Je sais déjà ce que la femme assise à côté de moi au café va me dire. Je vois les mots se former dans son esprit tandis que son visage se crispe pour passer d'une mine amicale à une condescendance plus calculée.

Au lieu de terminer le chapitre que je suis en train d'écrire, ce qui est la raison de ma présence dans ce café un dimanche, mon énergie émotionnelle se partage désormais en deux lits de réponses potentielles: les eaux vont-elles se déchaîner et se transformer en un courant? Ou demeurer plates mais puissantes, vers une répartie cinglante préparée spécialement pour ce genre de circonstances (et souvent oubliée le moment venu)? Mieux vaut pas traîner pour me décider.

"Je vais prier pour que vous ayez la force de perdre tous ces kilos en trop", me dit-elle.

Je pourrais aisément rétorquer que je vais prier pour qu'elle ait la force de se débarrasser de son jean lavé à l'acide ou de s'occuper de ses affaires. Au lieu de ça, je me mets à rire.

Être une femme grosse est déjà une incroyable démonstration de force. Et pas grosse dans le sens "les courbes, c'est beau" que nous servent les campagnes de produits de beauté censées nous faire accepter notre corps, avec ces mannequins grande taille au corps lisse et parfaitement proportionné. Non, vraiment grosse, avec des bourrelets, des capitons et des hanches indisciplinées.

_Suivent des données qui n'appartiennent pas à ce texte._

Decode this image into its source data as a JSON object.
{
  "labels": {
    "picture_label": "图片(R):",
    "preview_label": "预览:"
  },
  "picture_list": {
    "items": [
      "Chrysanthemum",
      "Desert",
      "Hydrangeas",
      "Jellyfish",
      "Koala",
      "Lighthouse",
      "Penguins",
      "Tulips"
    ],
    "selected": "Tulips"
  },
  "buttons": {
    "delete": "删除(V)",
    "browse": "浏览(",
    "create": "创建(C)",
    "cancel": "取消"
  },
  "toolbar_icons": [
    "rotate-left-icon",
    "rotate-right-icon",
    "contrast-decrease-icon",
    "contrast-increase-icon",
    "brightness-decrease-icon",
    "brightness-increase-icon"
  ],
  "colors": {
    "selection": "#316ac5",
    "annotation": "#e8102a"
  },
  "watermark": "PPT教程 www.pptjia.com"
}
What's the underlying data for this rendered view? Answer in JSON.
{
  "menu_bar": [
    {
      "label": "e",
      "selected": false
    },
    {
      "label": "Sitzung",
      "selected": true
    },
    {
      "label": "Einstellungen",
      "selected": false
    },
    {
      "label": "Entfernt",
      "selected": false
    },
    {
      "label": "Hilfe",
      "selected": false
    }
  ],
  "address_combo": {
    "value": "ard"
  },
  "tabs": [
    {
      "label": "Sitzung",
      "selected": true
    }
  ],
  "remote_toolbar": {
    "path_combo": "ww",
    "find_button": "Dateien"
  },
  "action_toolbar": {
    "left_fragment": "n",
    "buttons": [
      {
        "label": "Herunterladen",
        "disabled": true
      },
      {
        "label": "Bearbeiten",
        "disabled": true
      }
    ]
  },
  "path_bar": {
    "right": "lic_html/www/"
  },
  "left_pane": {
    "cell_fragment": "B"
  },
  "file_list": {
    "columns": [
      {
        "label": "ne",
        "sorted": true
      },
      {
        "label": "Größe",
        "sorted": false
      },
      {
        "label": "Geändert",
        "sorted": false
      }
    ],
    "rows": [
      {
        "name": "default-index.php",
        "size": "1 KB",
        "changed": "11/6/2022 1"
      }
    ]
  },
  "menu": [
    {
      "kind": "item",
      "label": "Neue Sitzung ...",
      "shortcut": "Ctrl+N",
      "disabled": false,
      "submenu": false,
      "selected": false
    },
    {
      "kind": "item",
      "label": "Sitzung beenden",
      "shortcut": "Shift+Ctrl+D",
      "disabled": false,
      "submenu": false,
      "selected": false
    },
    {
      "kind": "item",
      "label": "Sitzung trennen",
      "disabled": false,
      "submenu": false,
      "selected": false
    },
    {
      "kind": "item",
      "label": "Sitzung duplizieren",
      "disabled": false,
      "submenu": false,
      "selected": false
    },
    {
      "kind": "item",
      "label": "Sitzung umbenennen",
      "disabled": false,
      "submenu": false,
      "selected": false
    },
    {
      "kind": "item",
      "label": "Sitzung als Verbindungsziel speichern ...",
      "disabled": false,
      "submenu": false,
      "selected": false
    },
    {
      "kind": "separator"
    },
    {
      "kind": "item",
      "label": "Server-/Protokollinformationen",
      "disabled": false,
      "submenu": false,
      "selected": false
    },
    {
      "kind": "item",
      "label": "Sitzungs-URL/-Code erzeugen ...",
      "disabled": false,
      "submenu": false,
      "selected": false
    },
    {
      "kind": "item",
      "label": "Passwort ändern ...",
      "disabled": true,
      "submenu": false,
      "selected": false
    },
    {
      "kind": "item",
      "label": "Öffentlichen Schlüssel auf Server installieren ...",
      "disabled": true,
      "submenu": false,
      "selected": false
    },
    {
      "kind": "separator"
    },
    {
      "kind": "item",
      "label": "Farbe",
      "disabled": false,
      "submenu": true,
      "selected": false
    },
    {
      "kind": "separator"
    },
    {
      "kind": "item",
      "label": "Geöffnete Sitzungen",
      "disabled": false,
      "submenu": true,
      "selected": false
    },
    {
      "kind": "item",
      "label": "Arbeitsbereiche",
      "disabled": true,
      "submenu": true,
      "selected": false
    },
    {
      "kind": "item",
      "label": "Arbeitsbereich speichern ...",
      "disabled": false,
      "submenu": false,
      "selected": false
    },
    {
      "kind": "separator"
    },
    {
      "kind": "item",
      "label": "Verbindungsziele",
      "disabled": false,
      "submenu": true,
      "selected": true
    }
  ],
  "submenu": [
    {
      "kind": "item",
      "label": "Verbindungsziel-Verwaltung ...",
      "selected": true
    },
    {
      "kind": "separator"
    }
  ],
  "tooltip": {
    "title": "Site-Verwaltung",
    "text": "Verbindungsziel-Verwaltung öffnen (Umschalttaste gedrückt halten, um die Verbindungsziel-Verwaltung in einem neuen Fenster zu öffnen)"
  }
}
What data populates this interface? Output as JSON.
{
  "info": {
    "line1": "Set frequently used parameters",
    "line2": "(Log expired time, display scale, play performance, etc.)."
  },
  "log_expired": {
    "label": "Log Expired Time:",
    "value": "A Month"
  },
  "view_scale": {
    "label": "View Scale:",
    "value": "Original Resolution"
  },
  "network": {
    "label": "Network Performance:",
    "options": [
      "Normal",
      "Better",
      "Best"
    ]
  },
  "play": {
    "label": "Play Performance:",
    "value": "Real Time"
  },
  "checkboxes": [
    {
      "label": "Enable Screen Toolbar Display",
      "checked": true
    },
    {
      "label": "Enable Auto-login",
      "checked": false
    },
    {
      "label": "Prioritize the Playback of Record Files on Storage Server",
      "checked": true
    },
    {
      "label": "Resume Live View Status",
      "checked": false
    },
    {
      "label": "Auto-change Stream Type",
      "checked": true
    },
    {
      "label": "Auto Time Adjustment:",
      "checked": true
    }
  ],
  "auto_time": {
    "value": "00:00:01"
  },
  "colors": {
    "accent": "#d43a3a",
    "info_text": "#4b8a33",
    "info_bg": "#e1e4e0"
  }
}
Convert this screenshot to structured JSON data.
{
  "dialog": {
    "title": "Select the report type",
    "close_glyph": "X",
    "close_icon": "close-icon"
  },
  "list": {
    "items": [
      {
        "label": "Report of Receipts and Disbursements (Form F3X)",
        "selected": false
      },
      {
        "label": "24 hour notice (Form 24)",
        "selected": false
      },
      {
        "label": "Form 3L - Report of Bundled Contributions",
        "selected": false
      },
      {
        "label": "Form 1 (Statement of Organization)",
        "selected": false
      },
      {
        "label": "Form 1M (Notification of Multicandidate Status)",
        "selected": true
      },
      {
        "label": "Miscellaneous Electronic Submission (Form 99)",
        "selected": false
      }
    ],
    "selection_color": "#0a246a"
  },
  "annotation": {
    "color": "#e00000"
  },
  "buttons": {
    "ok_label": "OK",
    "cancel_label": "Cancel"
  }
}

Nous vivons, et nous nous obstinons à vivre, dans un monde qui nous tourne le dos à chaque instant: chaque fois que l'on entre dans un nouveau bureau ou une nouvelle salle de cinéma, on doit se demander si le siège peut nous accueillir. Chaque fois que l'on prend un moyen de transport, on subit les regards méprisants et les personnes qui déplacent leurs valises, sacs de courses et autres parapluies sur le siège à côté d'eux sans beaucoup de subtilité, juste pour qu'on ne s'imagine pas des choses.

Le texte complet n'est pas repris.